Cat21 for 1.4GHz downloads
LTE Cat.21 with a peak download speed of 1.4Gbps. It supports carrier aggregation, even across frequency bands, allowing users to choose different mobile operators.
GadgetGuy’s take. Competition is healthy
Apple, Samsung and Huawei design their own chips. It allows them to step outside the standard offerings of Qualcomm, MediaTek or any of the other ARM foundries.
Currently, the 10nm Qualcomm Snapdragon 845 and the Samsung Exynos 9810 variant are considered the most powerful SoCs.
But chips constantly evolve. Qualcomm has its 7nm 855 in the starting blocks as does Samsung for its Galaxy 10 series for launch early next year. For now, Huawei can claim the ‘industry first’ mantle.
Mind you Qualcomm has never let the industry down taking quantum steps forward with each chip generation. It is then up to smartphone makers to wrap their designs, cameras etc. around it.
And to a large degree, new Android versions have a symbiosis with Qualcomm as well. Features required by Android are fed to Qualcomm to ensure its silicon can handle it. And vice versa as Qualcomm innovates in silicon its capabilities come to Android.
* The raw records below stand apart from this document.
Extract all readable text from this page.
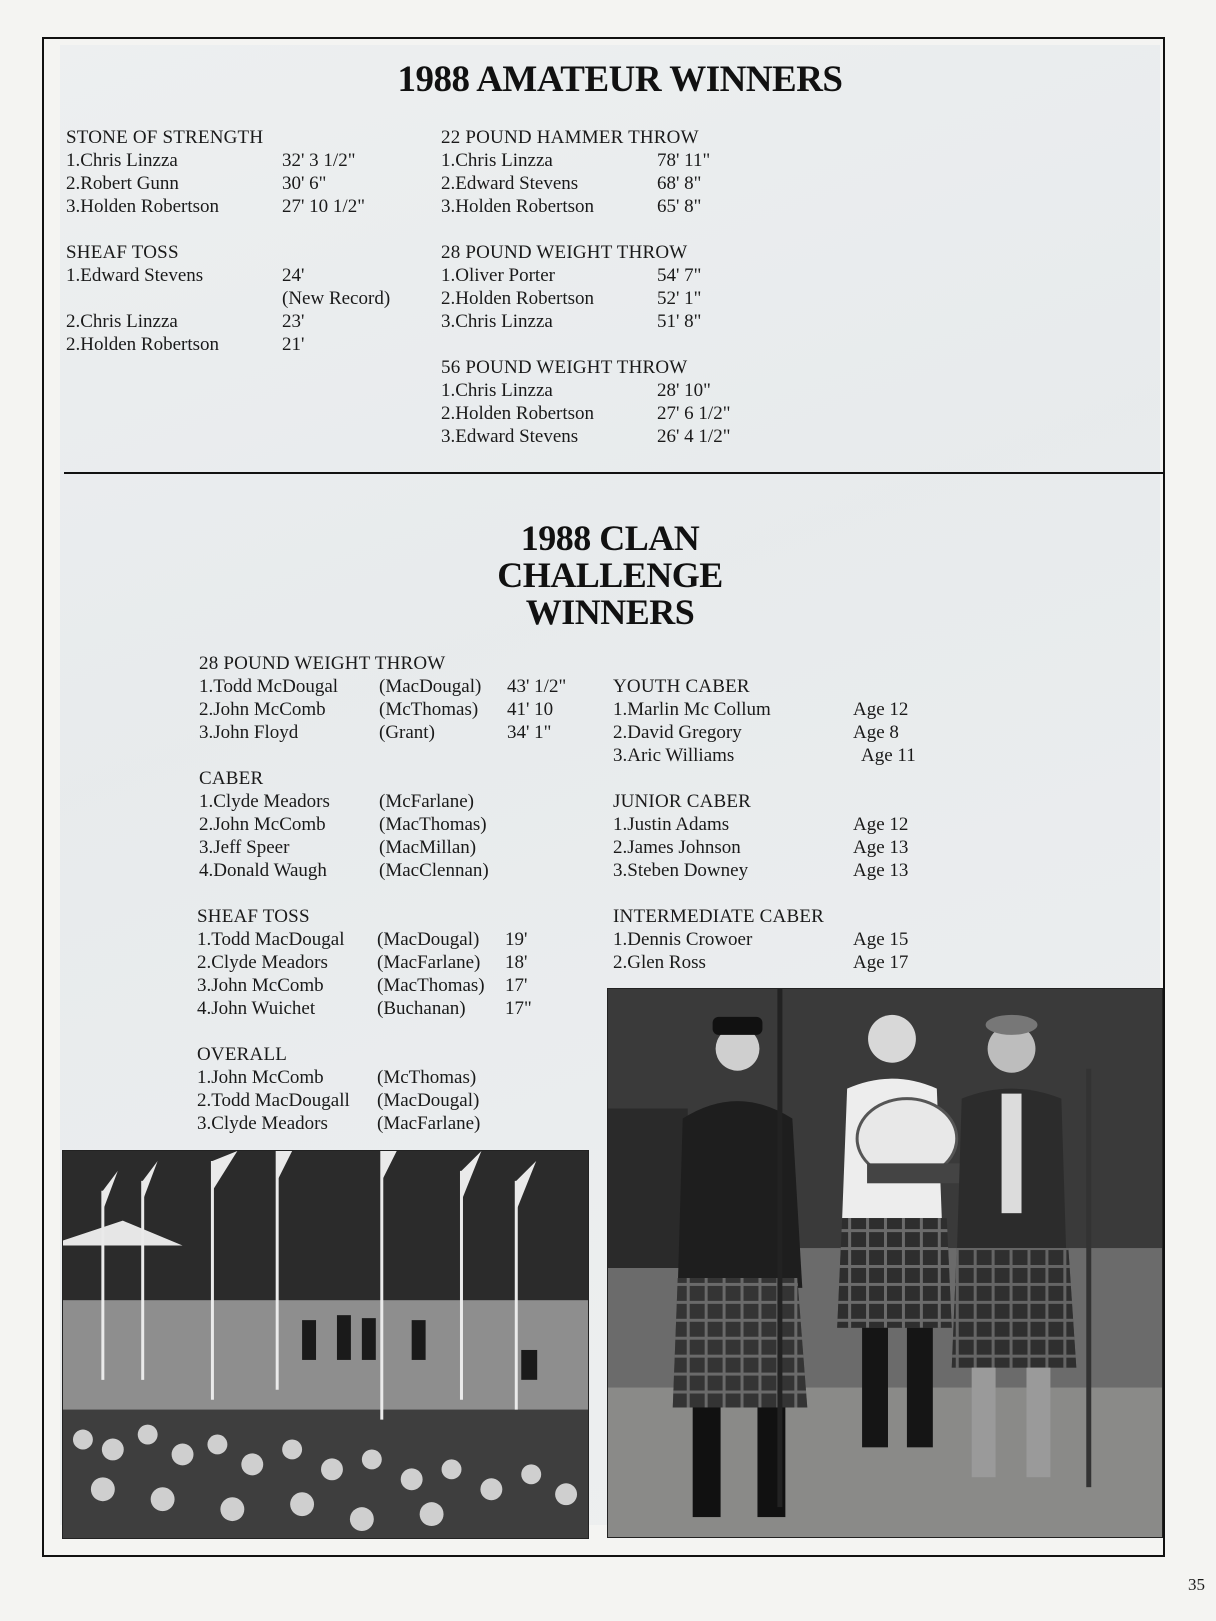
1988 AMATEUR WINNERS
STONE OF STRENGTH
1.Chris Linzza	32' 3 1/2"
2.Robert Gunn	30' 6"
3.Holden Robertson	27' 10 1/2"
SHEAF TOSS
1.Edward Stevens	24'
(New Record)
2.Chris Linzza	23'
2.Holden Robertson	21'
22 POUND HAMMER THROW
1.Chris Linzza	78' 11"
2.Edward Stevens	68' 8"
3.Holden Robertson	65' 8"
28 POUND WEIGHT THROW
1.Oliver Porter	54' 7"
2.Holden Robertson	52' 1"
3.Chris Linzza	51' 8"
56 POUND WEIGHT THROW
1.Chris Linzza	28' 10"
2.Holden Robertson	27' 6 1/2"
3.Edward Stevens	26' 4 1/2"
1988 CLAN
CHALLENGE
WINNERS
28 POUND WEIGHT THROW
1.Todd McDougal	(MacDougal)	43' 1/2"
2.John McComb	(McThomas)	41' 10
3.John Floyd	(Grant)	34' 1"
CABER
1.Clyde Meadors	(McFarlane)
2.John McComb	(MacThomas)
3.Jeff Speer	(MacMillan)
4.Donald Waugh	(MacClennan)
SHEAF TOSS
1.Todd MacDougal	(MacDougal)	19'
2.Clyde Meadors	(MacFarlane)	18'
3.John McComb	(MacThomas)	17'
4.John Wuichet	(Buchanan)	17"
OVERALL
1.John McComb	(McThomas)
2.Todd MacDougall	(MacDougal)
3.Clyde Meadors	(MacFarlane)
YOUTH CABER
1.Marlin Mc Collum	Age 12
2.David Gregory	Age 8
3.Aric Williams	Age 11
JUNIOR CABER
1.Justin Adams	Age 12
2.James Johnson	Age 13
3.Steben Downey	Age 13
INTERMEDIATE CABER
1.Dennis Crowoer	Age 15
2.Glen Ross	Age 17
35
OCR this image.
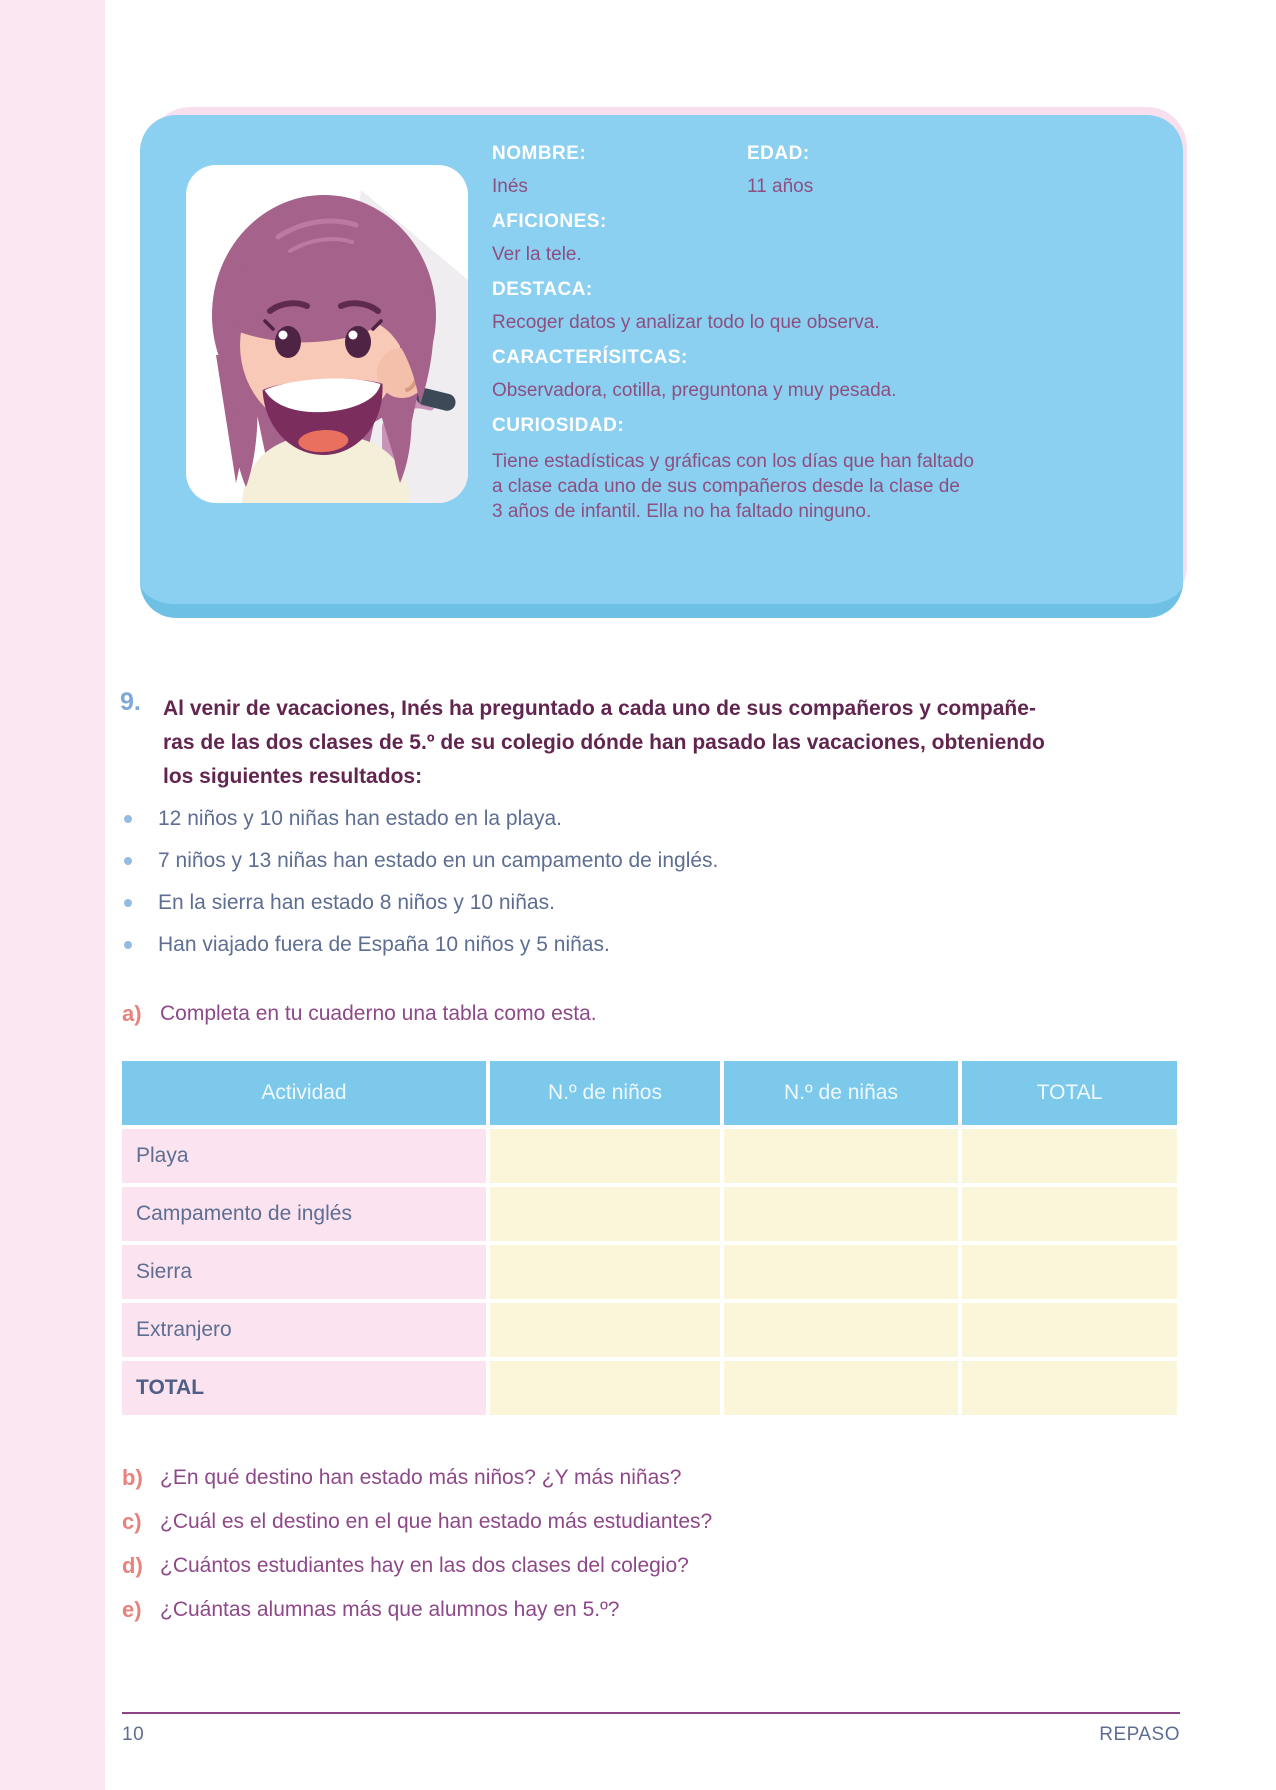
NOMBRE:
Inés
EDAD:
11 años
AFICIONES:
Ver la tele.
DESTACA:
Recoger datos y analizar todo lo que observa.
CARACTERÍSITCAS:
Observadora, cotilla, preguntona y muy pesada.
CURIOSIDAD:
Tiene estadísticas y gráficas con los días que han faltado
a clase cada uno de sus compañeros desde la clase de
3 años de infantil. Ella no ha faltado ninguno.
9. Al venir de vacaciones, Inés ha preguntado a cada uno de sus compañeros y compañe-
ras de las dos clases de 5.º de su colegio dónde han pasado las vacaciones, obteniendo
los siguientes resultados:
12 niños y 10 niñas han estado en la playa.
7 niños y 13 niñas han estado en un campamento de inglés.
En la sierra han estado 8 niños y 10 niñas.
Han viajado fuera de España 10 niños y 5 niñas.
a) Completa en tu cuaderno una tabla como esta.
Actividad	N.º de niños	N.º de niñas	TOTAL
Playa
Campamento de inglés
Sierra
Extranjero
TOTAL
b) ¿En qué destino han estado más niños? ¿Y más niñas?
c) ¿Cuál es el destino en el que han estado más estudiantes?
d) ¿Cuántos estudiantes hay en las dos clases del colegio?
e) ¿Cuántas alumnas más que alumnos hay en 5.º?
10	REPASO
Huawei has no plans to sell its ‘tech’ to other smartphone makers. Neither does Apple or Samsung – it is their secret sauce. But it does mean that to harness its technology it will continue to have its own User Interface – EMUI. It is the only way it can make a holistic device that wrings every last ounce of performance out of the SoC.
So, while others wax on about the virtues of Pure Android and its updatability it also means it has limited customisation.